Thursday, September 01, 2011

Question this and you're worse than Hitler: "the extreme cold was mostly attributable to a natural climate cycle, the extreme warmth was not"

:: SCRIPPS OCEANOGRAPHY NEWS : : How Extremely Warm Were the Last Two Notoriously Cold Winters? ::
...the extreme cold was mostly attributable to a natural climate cycle, the extreme warmth was not.

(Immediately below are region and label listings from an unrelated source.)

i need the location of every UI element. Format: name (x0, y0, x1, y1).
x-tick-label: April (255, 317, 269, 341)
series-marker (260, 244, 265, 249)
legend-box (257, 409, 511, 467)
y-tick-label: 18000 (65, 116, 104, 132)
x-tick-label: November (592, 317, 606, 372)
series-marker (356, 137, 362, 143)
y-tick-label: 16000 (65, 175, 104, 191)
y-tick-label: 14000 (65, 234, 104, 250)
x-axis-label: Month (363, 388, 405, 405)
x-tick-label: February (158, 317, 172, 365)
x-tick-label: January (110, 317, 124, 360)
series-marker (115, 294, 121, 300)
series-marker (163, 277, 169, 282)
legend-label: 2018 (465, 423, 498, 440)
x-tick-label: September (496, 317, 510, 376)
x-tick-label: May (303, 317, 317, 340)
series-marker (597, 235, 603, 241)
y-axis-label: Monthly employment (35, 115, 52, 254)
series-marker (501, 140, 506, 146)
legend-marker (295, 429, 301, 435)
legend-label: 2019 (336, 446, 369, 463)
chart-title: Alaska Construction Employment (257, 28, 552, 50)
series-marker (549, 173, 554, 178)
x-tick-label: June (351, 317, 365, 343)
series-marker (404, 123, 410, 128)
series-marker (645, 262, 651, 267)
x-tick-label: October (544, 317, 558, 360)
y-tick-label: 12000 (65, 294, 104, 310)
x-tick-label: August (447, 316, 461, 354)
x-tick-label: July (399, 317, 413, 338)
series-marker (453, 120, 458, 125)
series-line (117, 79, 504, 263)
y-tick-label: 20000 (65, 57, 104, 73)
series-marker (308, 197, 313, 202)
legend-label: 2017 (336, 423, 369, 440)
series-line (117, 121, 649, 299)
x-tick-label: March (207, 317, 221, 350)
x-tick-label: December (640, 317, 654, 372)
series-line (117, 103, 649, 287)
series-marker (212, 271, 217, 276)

"We investigated the relationships between prominent natural climate modes and extreme temperatures, both warm and cold. Natural climate variability explained the cold extremes, the observed warmth was consistent with a long-term warming trend," said Kristen Guirguis, a Scripps postdoctoral researcher who is the lead author of the paper set to be published in the journal Geophysical Research Letters.
...
"Over the last couple of years, natural variability seemed to produce the cold extremes while the warm extremes kept trending just as one would expect in a period of accelerating global warming," said Scripps climate researcher Alexander Gershunov, a report co-author.

Gershunov noted, however, that the study shows that extreme cold events in the past two winters, though driven by a natural cycle, are still consistent with global warming trends. The oscillation would have made cold snaps even more severe if the global warming patterns superimposed upon it hadn't mitigated the cold.